The suspect, Alan Levit, 46, from Bat Yam, landed in Frankfurt with his son, where he was told there was an international arrest warrant against him issued by Interpol.
Levit immigrated to Israel from Belarus in 1991. Despite that, a decade ago, investigators from Belarus arrived at his home in Israel to question him about a murder that took place in 1993 in Minsk.
His lawyer, Gregory Kurziner, said the Belarusian investigators suspect Levit traveled to Belarus with a partner with whom he robbed and murdered a victim at his home.
Levit denied the suspicions against him, and has not heard anything more about the investigation since.

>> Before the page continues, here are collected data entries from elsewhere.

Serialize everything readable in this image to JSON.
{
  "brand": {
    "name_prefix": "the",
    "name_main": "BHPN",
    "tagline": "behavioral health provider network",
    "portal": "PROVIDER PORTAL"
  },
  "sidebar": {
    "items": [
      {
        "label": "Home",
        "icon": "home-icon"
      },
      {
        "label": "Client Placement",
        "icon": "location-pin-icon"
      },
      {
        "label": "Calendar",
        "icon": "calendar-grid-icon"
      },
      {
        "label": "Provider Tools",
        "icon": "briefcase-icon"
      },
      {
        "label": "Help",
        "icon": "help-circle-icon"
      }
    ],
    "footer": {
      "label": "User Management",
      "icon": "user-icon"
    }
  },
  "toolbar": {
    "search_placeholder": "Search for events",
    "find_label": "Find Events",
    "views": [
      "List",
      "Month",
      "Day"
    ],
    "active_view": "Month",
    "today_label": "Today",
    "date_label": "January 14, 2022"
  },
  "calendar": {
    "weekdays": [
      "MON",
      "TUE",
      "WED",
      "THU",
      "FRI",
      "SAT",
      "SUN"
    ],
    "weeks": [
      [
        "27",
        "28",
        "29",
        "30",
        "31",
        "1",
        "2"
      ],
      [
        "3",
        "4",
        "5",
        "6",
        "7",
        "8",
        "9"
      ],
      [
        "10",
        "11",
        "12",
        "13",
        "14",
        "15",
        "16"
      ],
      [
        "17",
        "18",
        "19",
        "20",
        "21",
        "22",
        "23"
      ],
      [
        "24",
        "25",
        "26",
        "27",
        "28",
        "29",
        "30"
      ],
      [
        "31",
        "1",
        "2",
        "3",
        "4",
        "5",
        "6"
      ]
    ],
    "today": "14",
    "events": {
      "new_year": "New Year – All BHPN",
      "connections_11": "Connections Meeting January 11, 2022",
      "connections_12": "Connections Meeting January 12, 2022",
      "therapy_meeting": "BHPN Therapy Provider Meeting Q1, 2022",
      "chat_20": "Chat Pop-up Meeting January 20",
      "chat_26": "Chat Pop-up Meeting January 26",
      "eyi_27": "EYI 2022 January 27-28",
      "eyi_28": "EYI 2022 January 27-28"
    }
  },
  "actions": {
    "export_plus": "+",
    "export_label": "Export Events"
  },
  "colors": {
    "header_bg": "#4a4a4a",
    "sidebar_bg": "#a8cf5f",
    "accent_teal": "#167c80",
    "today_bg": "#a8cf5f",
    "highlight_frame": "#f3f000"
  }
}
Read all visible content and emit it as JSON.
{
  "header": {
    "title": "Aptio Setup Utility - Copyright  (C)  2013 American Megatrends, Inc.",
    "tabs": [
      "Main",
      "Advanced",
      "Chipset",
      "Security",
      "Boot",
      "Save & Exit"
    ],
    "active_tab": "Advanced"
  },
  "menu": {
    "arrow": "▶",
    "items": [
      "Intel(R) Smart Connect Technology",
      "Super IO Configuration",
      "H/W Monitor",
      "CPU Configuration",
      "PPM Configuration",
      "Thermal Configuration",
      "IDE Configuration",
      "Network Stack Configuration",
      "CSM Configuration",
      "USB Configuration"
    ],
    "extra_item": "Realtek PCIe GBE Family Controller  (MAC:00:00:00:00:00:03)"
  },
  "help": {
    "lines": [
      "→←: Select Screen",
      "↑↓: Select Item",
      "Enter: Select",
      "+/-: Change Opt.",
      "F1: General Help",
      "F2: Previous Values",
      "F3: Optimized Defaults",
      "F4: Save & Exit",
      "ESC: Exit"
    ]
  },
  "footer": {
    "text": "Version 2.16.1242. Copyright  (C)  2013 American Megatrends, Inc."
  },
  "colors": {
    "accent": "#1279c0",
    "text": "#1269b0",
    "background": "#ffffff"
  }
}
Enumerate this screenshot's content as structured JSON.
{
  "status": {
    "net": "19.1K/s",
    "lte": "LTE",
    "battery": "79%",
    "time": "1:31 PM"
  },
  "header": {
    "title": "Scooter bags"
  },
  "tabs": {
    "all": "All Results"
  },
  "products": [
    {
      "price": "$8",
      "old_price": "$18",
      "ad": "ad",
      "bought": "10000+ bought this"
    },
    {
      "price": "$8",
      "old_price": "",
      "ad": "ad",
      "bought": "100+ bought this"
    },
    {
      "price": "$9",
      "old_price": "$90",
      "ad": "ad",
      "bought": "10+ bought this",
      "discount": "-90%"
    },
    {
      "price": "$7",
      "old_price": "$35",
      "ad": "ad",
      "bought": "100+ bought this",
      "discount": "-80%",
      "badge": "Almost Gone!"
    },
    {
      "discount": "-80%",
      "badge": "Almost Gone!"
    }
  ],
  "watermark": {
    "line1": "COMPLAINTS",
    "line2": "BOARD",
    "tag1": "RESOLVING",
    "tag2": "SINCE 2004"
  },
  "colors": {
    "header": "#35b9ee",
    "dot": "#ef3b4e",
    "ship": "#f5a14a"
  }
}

The Interpol arrest warrant notes that on March 16, 1993, a man was murdered in his apartment in Minsk after having been robbed by two people. He was found dead with 16 stab wounds on his neck and face.
Kurziner told Ynet he was worried that if Levit is extradited from Germany to Belarus, he could face the death sentence, which is the maximum punishment for such on offense in Belarus. There is no statute of limitations on the murder.
"The court in Germany can decide whether to extradite him. Israel doesn't turn in someone to a country that has the death penalty," the lawyer said.
Kurziner turned to Israel's Foreign Ministry and the Israeli consulate in Munich for help in bringing Levit to Israel to face trial.